HOUSTON – (Realty News Report) – The structural integrity of the aging Addicks and Barker dams, built to protect a large portion of Houston from flooding, is uncertain and should be the subject of a transparent investigation, according to a new research report by Greater Houston Flood Mitigation Consortium.
“Data indicate that if either the Addicks dam or the Barker dam were to fail, there could be extensive loss of life and property damage across a wide swath of Houston. The condition of these dams is not publicly known,” the report said.
The west Houston dams contained unprecedented amounts of water during Hurricane Harvey, which hit Texas in late August of last year and dumped some 50 inches of rain on the area. During the storm, officials elected to release water – the first time ever – from the swollen reservoirs and neighborhoods near the dams were inundated.
“There is no publicly released information that clearly proves or disproves the structural integrity of Addicks and Barker reservoirs,” the flooding researchers said. “Rather than continue to subjectively debate this topic, there is a call for a clear report on the condition of the dams, including public transparency on risks and any required structural improvements that may be needed.”
The Addicks and Barker reservoirs were built about 70 years ago to control flooding along Buffalo Bayou, which passes through the upscale River Oaks and Memorial areas before it reached downtown.
Government officials have estimated that some 7,000 people would die if one of the dams failed and sent a massive wall of water through the city.

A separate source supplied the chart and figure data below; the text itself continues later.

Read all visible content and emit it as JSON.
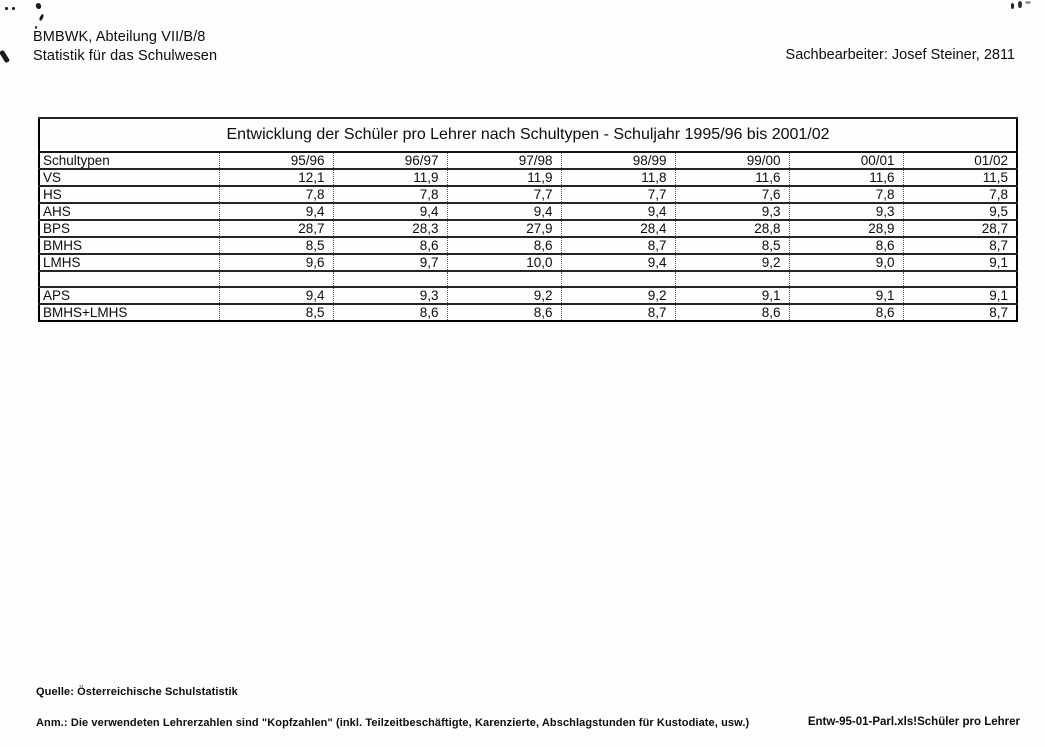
{
  "header": {
    "org_line1": "BMBWK, Abteilung VII/B/8",
    "org_line2": "Statistik für das Schulwesen",
    "clerk": "Sachbearbeiter: Josef Steiner, 2811"
  },
  "table": {
    "title": "Entwicklung der Schüler pro Lehrer nach Schultypen - Schuljahr 1995/96 bis 2001/02",
    "columns": [
      "Schultypen",
      "95/96",
      "96/97",
      "97/98",
      "98/99",
      "99/00",
      "00/01",
      "01/02"
    ],
    "rows": [
      {
        "label": "VS",
        "values": [
          "12,1",
          "11,9",
          "11,9",
          "11,8",
          "11,6",
          "11,6",
          "11,5"
        ]
      },
      {
        "label": "HS",
        "values": [
          "7,8",
          "7,8",
          "7,7",
          "7,7",
          "7,6",
          "7,8",
          "7,8"
        ]
      },
      {
        "label": "AHS",
        "values": [
          "9,4",
          "9,4",
          "9,4",
          "9,4",
          "9,3",
          "9,3",
          "9,5"
        ]
      },
      {
        "label": "BPS",
        "values": [
          "28,7",
          "28,3",
          "27,9",
          "28,4",
          "28,8",
          "28,9",
          "28,7"
        ]
      },
      {
        "label": "BMHS",
        "values": [
          "8,5",
          "8,6",
          "8,6",
          "8,7",
          "8,5",
          "8,6",
          "8,7"
        ]
      },
      {
        "label": "LMHS",
        "values": [
          "9,6",
          "9,7",
          "10,0",
          "9,4",
          "9,2",
          "9,0",
          "9,1"
        ]
      },
      {
        "label": "",
        "values": [
          "",
          "",
          "",
          "",
          "",
          "",
          ""
        ]
      },
      {
        "label": "APS",
        "values": [
          "9,4",
          "9,3",
          "9,2",
          "9,2",
          "9,1",
          "9,1",
          "9,1"
        ]
      },
      {
        "label": "BMHS+LMHS",
        "values": [
          "8,5",
          "8,6",
          "8,6",
          "8,7",
          "8,6",
          "8,6",
          "8,7"
        ]
      }
    ]
  },
  "footer": {
    "source": "Quelle: Österreichische Schulstatistik",
    "note": "Anm.: Die verwendeten Lehrerzahlen sind \"Kopfzahlen\" (inkl. Teilzeitbeschäftigte, Karenzierte, Abschlagstunden für Kustodiate, usw.)",
    "file_ref": "Entw-95-01-Parl.xls!Schüler pro Lehrer"
  }
}
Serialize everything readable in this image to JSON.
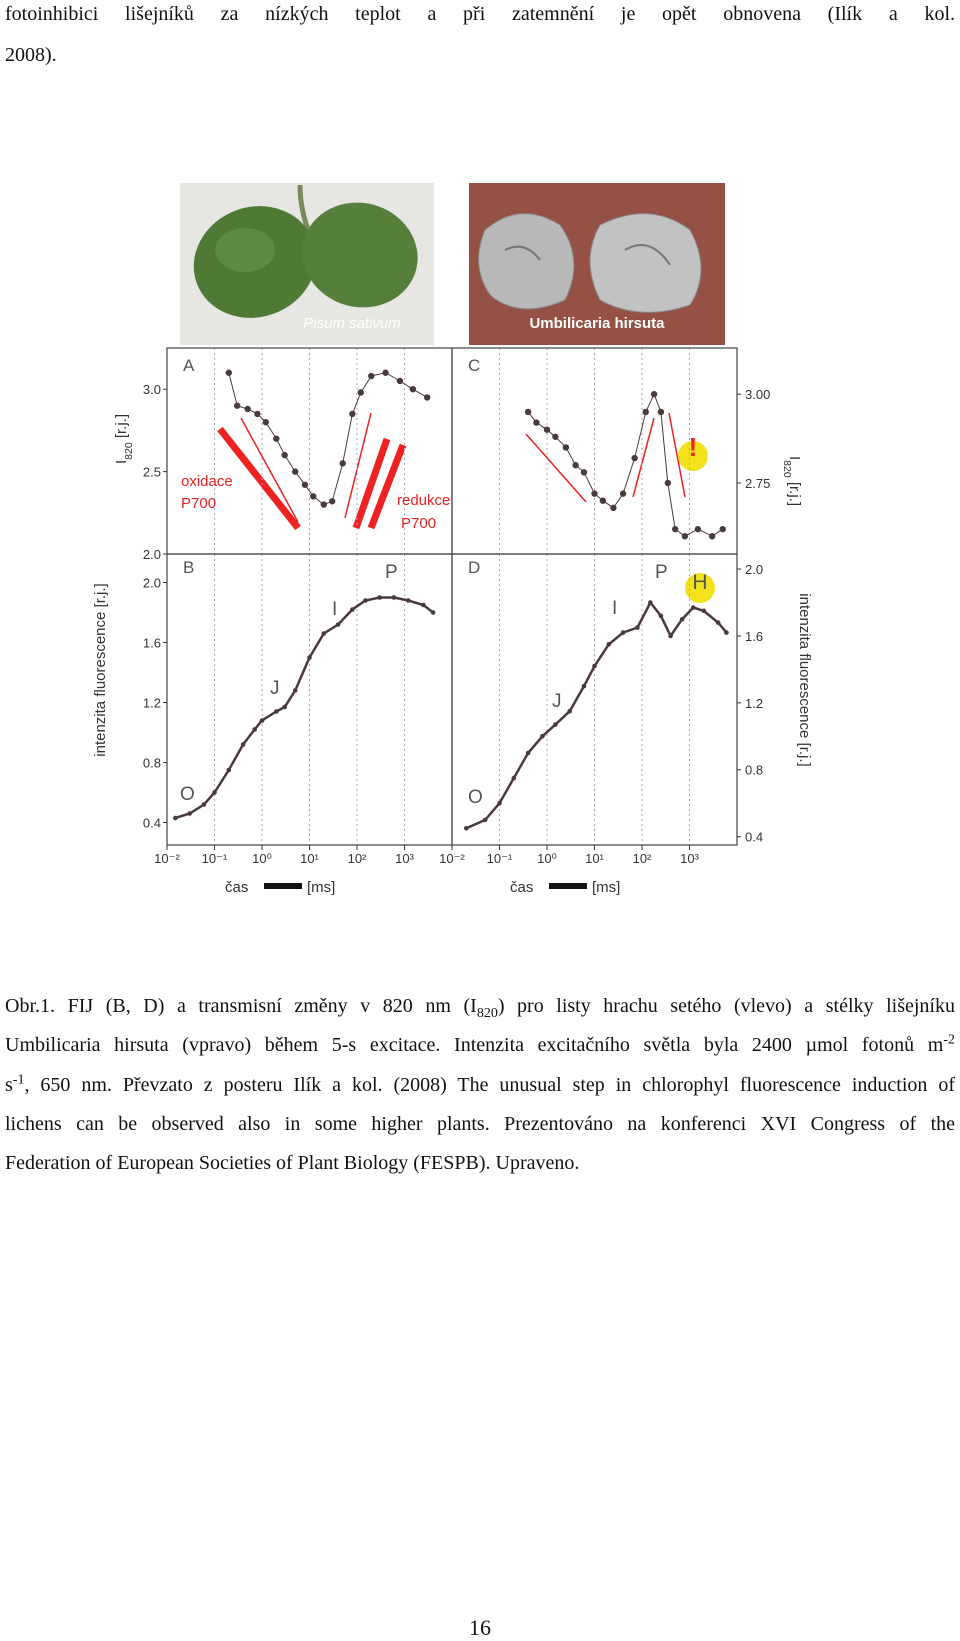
{
  "text_lines": [
    "fotoinhibici lišejníků za nízkých teplot a při zatemnění je opět obnovena (Ilík a kol.",
    "2008)."
  ],
  "photos": [
    "Pisum sativum",
    "Umbilicaria hirsuta"
  ],
  "chart_data": [
    {
      "type": "scatter",
      "label": "A",
      "x_scale": "log",
      "y_axis": "left",
      "color": "#4a3b3b",
      "xlim": [
        0.01,
        10000
      ],
      "ylim": [
        2.0,
        3.25
      ],
      "yticks": [
        {
          "value": 2,
          "label": "2.0"
        },
        2.5,
        {
          "value": 3,
          "label": "3.0"
        }
      ],
      "y_label": [
        "I",
        {
          "sub": "820"
        },
        " [r.j.]"
      ],
      "annotations": [
        "oxidace",
        "P700",
        "redukce",
        "P700"
      ],
      "x": [
        0.2,
        0.3,
        0.5,
        0.8,
        1.2,
        2,
        3,
        5,
        8,
        12,
        20,
        30,
        50,
        80,
        120,
        200,
        400,
        800,
        1500,
        3000
      ],
      "y": [
        3.1,
        2.9,
        2.88,
        2.85,
        2.8,
        2.7,
        2.6,
        2.5,
        2.42,
        2.35,
        2.3,
        2.32,
        2.55,
        2.85,
        2.98,
        3.08,
        3.1,
        3.05,
        3.0,
        2.95
      ]
    },
    {
      "type": "scatter",
      "label": "B",
      "x_scale": "log",
      "y_axis": "left",
      "color": "#4a3b3b",
      "xlim": [
        0.01,
        10000
      ],
      "ylim": [
        0.25,
        2.19
      ],
      "yticks": [
        0.4,
        0.8,
        1.2,
        1.6,
        {
          "value": 2,
          "label": "2.0"
        }
      ],
      "xticks": [
        {
          "value": 0.01,
          "label": "10⁻²"
        },
        {
          "value": 0.1,
          "label": "10⁻¹"
        },
        {
          "value": 1,
          "label": "10⁰"
        },
        {
          "value": 10,
          "label": "10¹"
        },
        {
          "value": 100,
          "label": "10²"
        },
        {
          "value": 1000,
          "label": "10³"
        }
      ],
      "x_label": [
        "čas",
        "[ms]"
      ],
      "y_label": [
        "intenzita fluorescence [r.j.]"
      ],
      "annotations": [
        "O",
        "J",
        "I",
        "P"
      ],
      "x": [
        0.015,
        0.03,
        0.06,
        0.1,
        0.2,
        0.4,
        0.7,
        1,
        2,
        3,
        5,
        10,
        20,
        40,
        80,
        150,
        300,
        600,
        1200,
        2500,
        4000
      ],
      "y": [
        0.43,
        0.46,
        0.52,
        0.6,
        0.75,
        0.92,
        1.02,
        1.08,
        1.14,
        1.17,
        1.28,
        1.5,
        1.66,
        1.72,
        1.82,
        1.88,
        1.9,
        1.9,
        1.88,
        1.85,
        1.8
      ]
    },
    {
      "type": "scatter",
      "label": "C",
      "x_scale": "log",
      "y_axis": "right",
      "color": "#4a3b3b",
      "xlim": [
        0.01,
        10000
      ],
      "ylim": [
        2.55,
        3.13
      ],
      "yticks": [
        2.75,
        {
          "value": 3,
          "label": "3.00"
        }
      ],
      "y_label": [
        "I",
        {
          "sub": "820"
        },
        " [r.j.]"
      ],
      "annotations": [
        "!"
      ],
      "x": [
        0.4,
        0.6,
        1,
        1.5,
        2.5,
        4,
        6,
        10,
        15,
        25,
        40,
        70,
        120,
        180,
        250,
        350,
        500,
        800,
        1500,
        3000,
        5000
      ],
      "y": [
        2.95,
        2.92,
        2.9,
        2.88,
        2.85,
        2.8,
        2.78,
        2.72,
        2.7,
        2.68,
        2.72,
        2.82,
        2.95,
        3.0,
        2.95,
        2.75,
        2.62,
        2.6,
        2.62,
        2.6,
        2.62
      ]
    },
    {
      "type": "scatter",
      "label": "D",
      "x_scale": "log",
      "y_axis": "right",
      "color": "#4a3b3b",
      "xlim": [
        0.01,
        10000
      ],
      "ylim": [
        0.35,
        2.09
      ],
      "yticks": [
        0.4,
        0.8,
        1.2,
        1.6,
        {
          "value": 2,
          "label": "2.0"
        }
      ],
      "xticks": [
        {
          "value": 0.01,
          "label": "10⁻²"
        },
        {
          "value": 0.1,
          "label": "10⁻¹"
        },
        {
          "value": 1,
          "label": "10⁰"
        },
        {
          "value": 10,
          "label": "10¹"
        },
        {
          "value": 100,
          "label": "10²"
        },
        {
          "value": 1000,
          "label": "10³"
        }
      ],
      "x_label": [
        "čas",
        "[ms]"
      ],
      "y_label": [
        "intenzita fluorescence [r.j.]"
      ],
      "annotations": [
        "O",
        "J",
        "I",
        "P",
        "H"
      ],
      "x": [
        0.02,
        0.05,
        0.1,
        0.2,
        0.4,
        0.8,
        1.5,
        3,
        6,
        10,
        20,
        40,
        80,
        150,
        250,
        400,
        700,
        1200,
        2000,
        4000,
        6000
      ],
      "y": [
        0.45,
        0.5,
        0.6,
        0.75,
        0.9,
        1.0,
        1.07,
        1.15,
        1.3,
        1.42,
        1.55,
        1.62,
        1.65,
        1.8,
        1.72,
        1.6,
        1.7,
        1.77,
        1.75,
        1.68,
        1.62
      ]
    }
  ],
  "caption": [
    [
      "Obr.1. FIJ (B, D) a transmisní změny v 820 nm (I",
      {
        "sub": "820"
      },
      ") pro listy hrachu setého (vlevo) a stélky lišejníku"
    ],
    [
      "Umbilicaria hirsuta (vpravo) během 5-s excitace. Intenzita excitačního světla byla 2400 µmol fotonů m",
      {
        "sup": "-2"
      }
    ],
    [
      "s",
      {
        "sup": "-1"
      },
      ", 650 nm. Převzato z posteru Ilík a kol. (2008) The unusual step in chlorophyl fluorescence induction of"
    ],
    [
      "lichens can be observed also in some higher plants. Prezentováno na konferenci XVI Congress of the"
    ],
    [
      "Federation of European Societies of Plant Biology (FESPB). Upraveno."
    ]
  ],
  "page_number": "16"
}
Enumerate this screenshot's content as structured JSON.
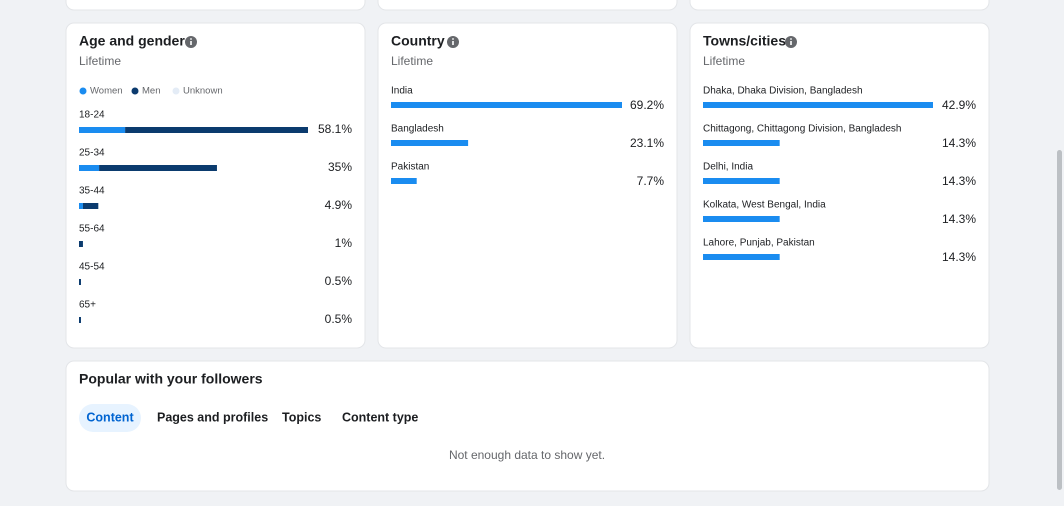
{
  "age_gender": {
    "title": "Age and gender",
    "subtitle": "Lifetime",
    "categories": [
      "18-24",
      "25-34",
      "35-44",
      "55-64",
      "45-54",
      "65+"
    ],
    "series": [
      {
        "name": "Women",
        "color": "#1a8cf0",
        "values": [
          11.7,
          5.1,
          1,
          0,
          0,
          0
        ]
      },
      {
        "name": "Men",
        "color": "#0b3b6e",
        "values": [
          46.4,
          29.9,
          3.9,
          1,
          0.5,
          0.5
        ]
      },
      {
        "name": "Unknown",
        "color": "#e4ecf6",
        "values": [
          0,
          0,
          0,
          0,
          0,
          0
        ]
      }
    ],
    "totals": [
      58.1,
      35,
      4.9,
      1,
      0.5,
      0.5
    ],
    "total_labels": [
      "58.1%",
      "35%",
      "4.9%",
      "1%",
      "0.5%",
      "0.5%"
    ]
  },
  "country": {
    "title": "Country",
    "subtitle": "Lifetime",
    "color": "#1a8cf0",
    "categories": [
      "India",
      "Bangladesh",
      "Pakistan"
    ],
    "values": [
      69.2,
      23.1,
      7.7
    ],
    "value_labels": [
      "69.2%",
      "23.1%",
      "7.7%"
    ]
  },
  "towns": {
    "title": "Towns/cities",
    "subtitle": "Lifetime",
    "color": "#1a8cf0",
    "categories": [
      "Dhaka, Dhaka Division, Bangladesh",
      "Chittagong, Chittagong Division, Bangladesh",
      "Delhi, India",
      "Kolkata, West Bengal, India",
      "Lahore, Punjab, Pakistan"
    ],
    "values": [
      42.9,
      14.3,
      14.3,
      14.3,
      14.3
    ],
    "value_labels": [
      "42.9%",
      "14.3%",
      "14.3%",
      "14.3%",
      "14.3%"
    ]
  },
  "popular": {
    "title": "Popular with your followers",
    "tabs": [
      "Content",
      "Pages and profiles",
      "Topics",
      "Content type"
    ],
    "empty_message": "Not enough data to show yet."
  }
}
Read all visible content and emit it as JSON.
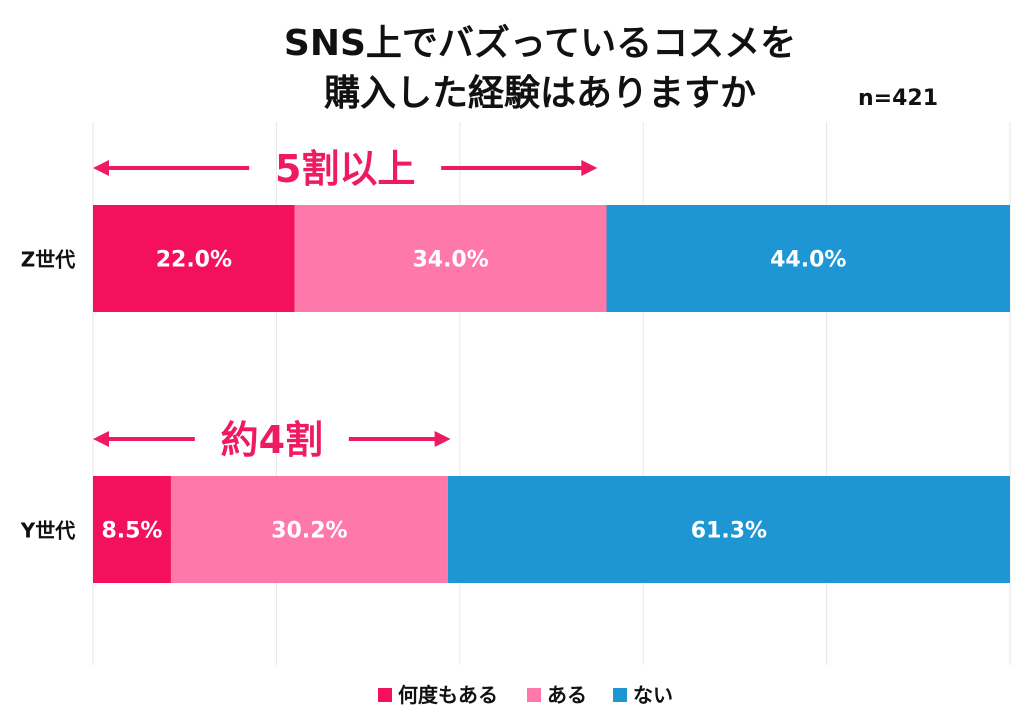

The new report, “Strategies for Flood Mitigation in Greater Houston, Edition 1,” was based on information from multiple local agencies and experts, with support from a number of research organizations and Texas universities.
The report reaches conclusions on Addicks and Barker reservoirs, including the important considerations about the proposed “third reservoir,” and flood mitigation tactics such as creating new regulations, local drainage projects, and governmental “buyouts” of homes in flood prone areas.
The report says:
The “third reservoir” as currently proposed is primarily intended to mitigate new development. It is not designed to reduce flooding in Buffalo Bayou nor does it solve issues with the Addicks and Barker reservoirs.
A new reservoir in northwest Harris County, specifically designed to address the Cypress Creek watershed, could significantly help mitigate repeated flooding of Cypress. A “third reservoir” in the same general area studied in the Cypress Creek Overflow Study, that targets reducing flooding in the badly damaged Cypress Creek watershed, could be very effective in addressing repeated flooding in the downstream areas of that watershed.
New development, especially in previously undeveloped areas, still increases downstream flooding. Natural ecosystems and agricultural areas absorb some water, hold some water through ponding, and release the rest slowly. While current detention regulations limit the rate of water, the assumed conditions in these calculations overestimate pre-development runoff rate and thus underestimate the increase in runoff. The regulations also do not limit total runoff volume, which is critical in multi-day storms.
The consortium is funded with support from Houston Endowment, Kinder Foundation, and the Cynthia & George Mitchell Foundation with additional support from the Walton Family Foundation, Cullen Foundation, and Harte Charitable Foundation.
“When the consortium was formed, its philanthropic funders intended to make Houston a more resilient city and ensure that all communities benefit from flood mitigation efforts. We’ve brought together experts on flooding, the environment, and urban planning, and, together, we are presenting our conclusions thus far,” said consortium project manager Christof Spieler.